Trüf mantarı yetiştiriciliği son yıllarda giderek popüler hale gelmiş bir uğraştır. Trüf mantarları, nadir bulunmaları ve yüksek fiyatları nedeniyle dünya genelinde oldukça değerli kabul edilirler. Bu nedenle, trüf mantarı yetiştiriciliği potansiyel olarak karlı bir işletme olabilir.
Trüf mantarları, toprağın altında yetişen bir çeşit mantardır. Özellikle meşe, kestane veya çam ağaçlarının kökleriyle simbiyotik bir ilişkiye girerek beslenirler. Trüf mantarlarının toprakta doğal olarak yetişmesi oldukça nadirdir ve bu nedenle trüf mantarı yetiştiricileri, yapay olarak büyütülmeleri için özel teknikler kullanırlar.
Trüf mantarı yetiştiriciliğinin başarılı olabilmesi için, uygun bir toprağın seçilmesi ve doğru tekniklerin kullanılması gereklidir. Ayrıca, trüf mantarlarına yönelik talebin artması nedeniyle, pazarlama stratejilerinin de iyi bir şekilde planlanması gerekir.
Trüf mantarı yetiştiriciliği, yüksek miktarda başlangıç sermayesi gerektirebilir ve işletmenin ilk yıllarında beklenmedik zorluklarla karşılaşabilirsiniz. Ancak, doğru planlama ve yönetim ile trüf mantarı yetiştiriciliği, potansiyel olarak oldukça karlı bir işletme haline gelebilir.
Özetle, trüf mantarı yetiştiriciliği, nadir bulunmaları nedeniyle değerli kabul edilen trüf mantarlarına olan talebin artması nedeniyle son yıllarda popüler hale gelmiş bir uğraştır. Karlılık potansiyeli var olsa da, doğru toprağı seçmek, doğru teknikleri kullanmak ve iyi bir pazarlama stratejisi planlamak gibi faktörlere dikkat etmek gerektiğini unutmamalısınız.

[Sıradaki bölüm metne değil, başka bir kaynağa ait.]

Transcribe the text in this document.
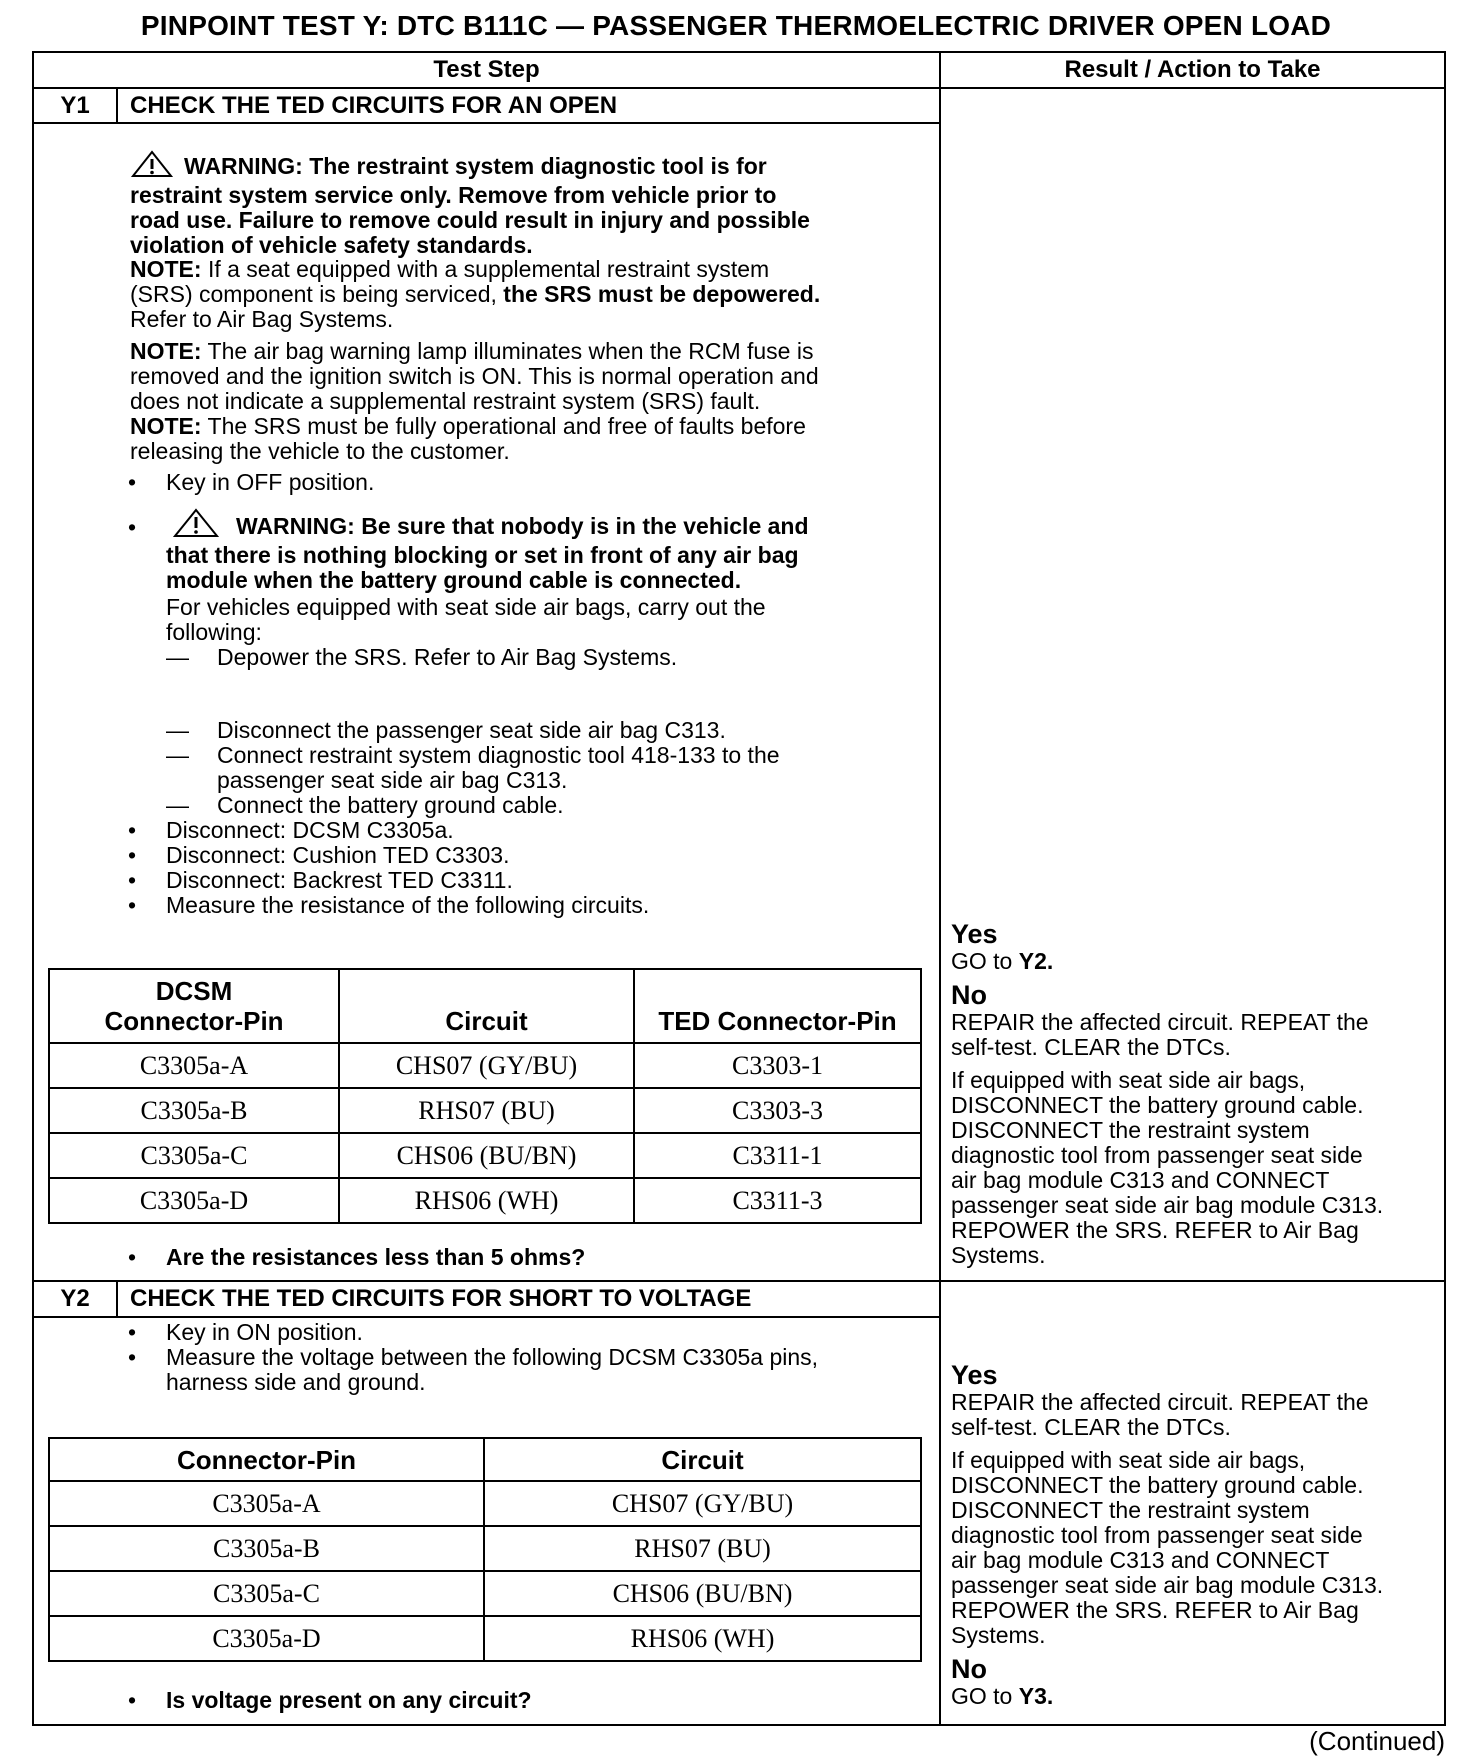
PINPOINT TEST Y: DTC B111C — PASSENGER THERMOELECTRIC DRIVER OPEN LOAD
Test Step	Result / Action to Take
Y1	CHECK THE TED CIRCUITS FOR AN OPEN
WARNING: The restraint system diagnostic tool is for
restraint system service only. Remove from vehicle prior to
road use. Failure to remove could result in injury and possible
violation of vehicle safety standards.
NOTE: If a seat equipped with a supplemental restraint system
(SRS) component is being serviced, the SRS must be depowered.
Refer to Air Bag Systems.
NOTE: The air bag warning lamp illuminates when the RCM fuse is
removed and the ignition switch is ON. This is normal operation and
does not indicate a supplemental restraint system (SRS) fault.
NOTE: The SRS must be fully operational and free of faults before
releasing the vehicle to the customer.
• Key in OFF position.
•	WARNING: Be sure that nobody is in the vehicle and
that there is nothing blocking or set in front of any air bag
module when the battery ground cable is connected.
For vehicles equipped with seat side air bags, carry out the
following:
— Depower the SRS. Refer to Air Bag Systems.
— Disconnect the passenger seat side air bag C313.
— Connect restraint system diagnostic tool 418-133 to the
passenger seat side air bag C313.
— Connect the battery ground cable.
• Disconnect: DCSM C3305a.
• Disconnect: Cushion TED C3303.
• Disconnect: Backrest TED C3311.
• Measure the resistance of the following circuits.
DCSM
Connector-Pin	Circuit	TED Connector-Pin
C3305a-A	CHS07 (GY/BU)	C3303-1
C3305a-B	RHS07 (BU)	C3303-3
C3305a-C	CHS06 (BU/BN)	C3311-1
C3305a-D	RHS06 (WH)	C3311-3
• Are the resistances less than 5 ohms?
Yes
GO to Y2.
No
REPAIR the affected circuit. REPEAT the
self-test. CLEAR the DTCs.
If equipped with seat side air bags,
DISCONNECT the battery ground cable.
DISCONNECT the restraint system
diagnostic tool from passenger seat side
air bag module C313 and CONNECT
passenger seat side air bag module C313.
REPOWER the SRS. REFER to Air Bag
Systems.
Y2	CHECK THE TED CIRCUITS FOR SHORT TO VOLTAGE
• Key in ON position.
• Measure the voltage between the following DCSM C3305a pins,
harness side and ground.
Connector-Pin	Circuit
C3305a-A	CHS07 (GY/BU)
C3305a-B	RHS07 (BU)
C3305a-C	CHS06 (BU/BN)
C3305a-D	RHS06 (WH)
• Is voltage present on any circuit?
Yes
REPAIR the affected circuit. REPEAT the
self-test. CLEAR the DTCs.
If equipped with seat side air bags,
DISCONNECT the battery ground cable.
DISCONNECT the restraint system
diagnostic tool from passenger seat side
air bag module C313 and CONNECT
passenger seat side air bag module C313.
REPOWER the SRS. REFER to Air Bag
Systems.
No
GO to Y3.
(Continued)
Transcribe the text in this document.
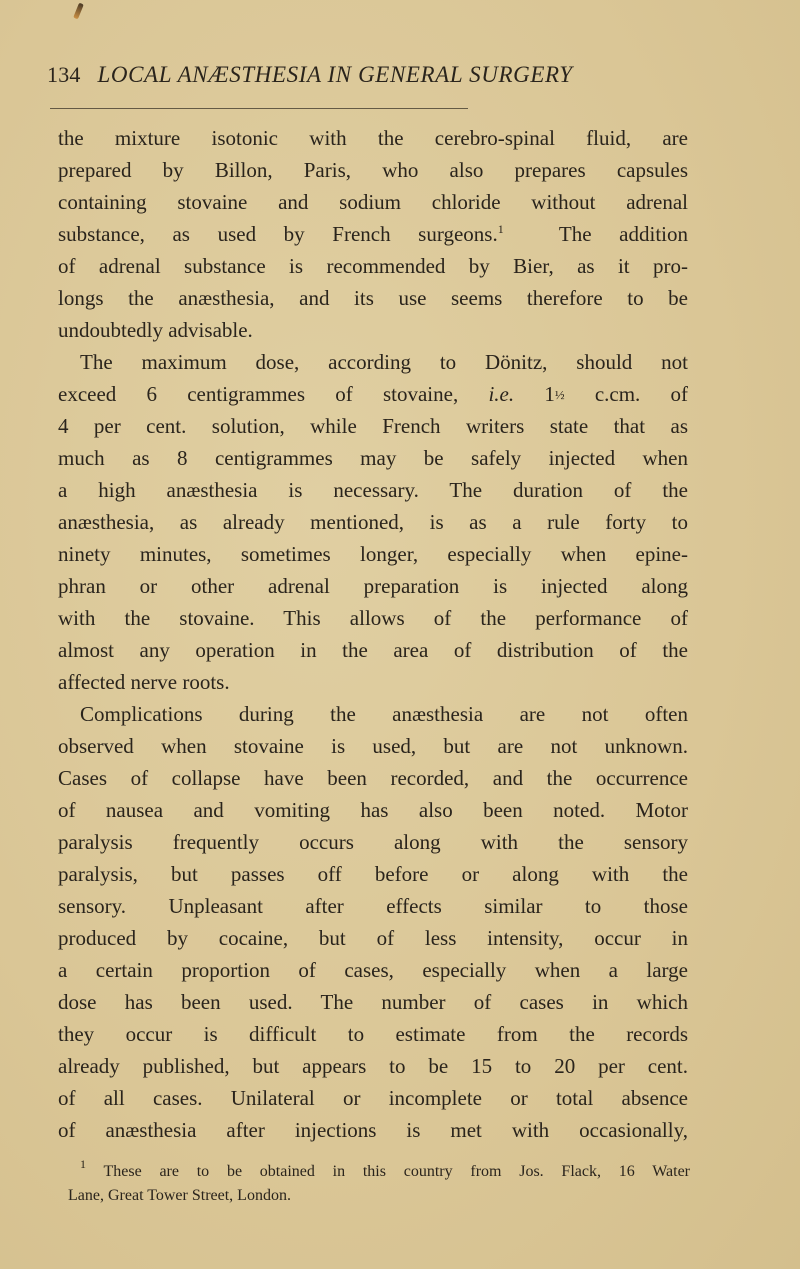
134 LOCAL ANÆSTHESIA IN GENERAL SURGERY
the mixture isotonic with the cerebro-spinal fluid, are
prepared by Billon, Paris, who also prepares capsules
containing stovaine and sodium chloride without adrenal
substance, as used by French surgeons.$^1$	The addition
of adrenal substance is recommended by Bier, as it pro-
longs the anæsthesia, and its use seems therefore to be
undoubtedly advisable.
The maximum dose, according to Dönitz, should not
exceed 6 centigrammes of stovaine, i.e. 1½ c.cm. of
4 per cent. solution, while French writers state that as
much as 8 centigrammes may be safely injected when
a high anæsthesia is necessary. The duration of the
anæsthesia, as already mentioned, is as a rule forty to
ninety minutes, sometimes longer, especially when epine-
phran or other adrenal preparation is injected along
with the stovaine. This allows of the performance of
almost any operation in the area of distribution of the
affected nerve roots.
Complications during the anæsthesia are not often
observed when stovaine is used, but are not unknown.
Cases of collapse have been recorded, and the occurrence
of nausea and vomiting has also been noted. Motor
paralysis frequently occurs along with the sensory
paralysis, but passes off before or along with the
sensory. Unpleasant after effects similar to those
produced by cocaine, but of less intensity, occur in
a certain proportion of cases, especially when a large
dose has been used. The number of cases in which
they occur is difficult to estimate from the records
already published, but appears to be 15 to 20 per cent.
of all cases. Unilateral or incomplete or total absence
of anæsthesia after injections is met with occasionally,
$^1$ These are to be obtained in this country from Jos. Flack, 16 Water
Lane, Great Tower Street, London.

Bir girişimci olarak trüf mantarı yetiştiriciliği ile ilgileniyorsanız, aklınıza takılabilecek her noktada sizlere ayrıntılı bilgiler sağlayacağız.
İÇİNDEKİLER
Trüf mantarları Ascomycetes sınıfı, Tuberales ordosu ve Tuber cinsine ait yeraltında yetişen meyvelerdir. Tuberales ordosu yaklaşık 100 türe sahiptir. Tuber mantarı Fransa’da Truffe, İtalya’da Tartufi, İspanya’da Trufa, İngiltere’de Truffle olarak isimlendirilirler. Türkiye’de toprak altından çıkarılan mantarların tamamı farklı bölgelerde farklı isimlerle adlandırılsa da genel olarak dolaman veya domalan mantarı olarak bilinmektedir. Trüf mantarları meşe, fındık, çam, ıhlamur gibi ağaçların kökleri ile ektomikorizal ortaklık oluştururlar.
Trüf mantarları bitkilerle ektomikorizal ilişki sayesinde toprağın 5-20 cm. derinliğinde hem kendi hayat döngülerini tamamlar hem de insanlığa dünyaca ünlü, çok değerli, kendine özgü aromaya ve tada sahip bir trüfü oluştururlar.
Trüf mantarı olgunlaştığı zaman toprağın derinliğinden yukarıya doğru baskı yaparak toprağın çatlamasını sağlar. Bu izler takip edilerek üst toprak alınırsa altta trüf mantarı ile karşılaşılır.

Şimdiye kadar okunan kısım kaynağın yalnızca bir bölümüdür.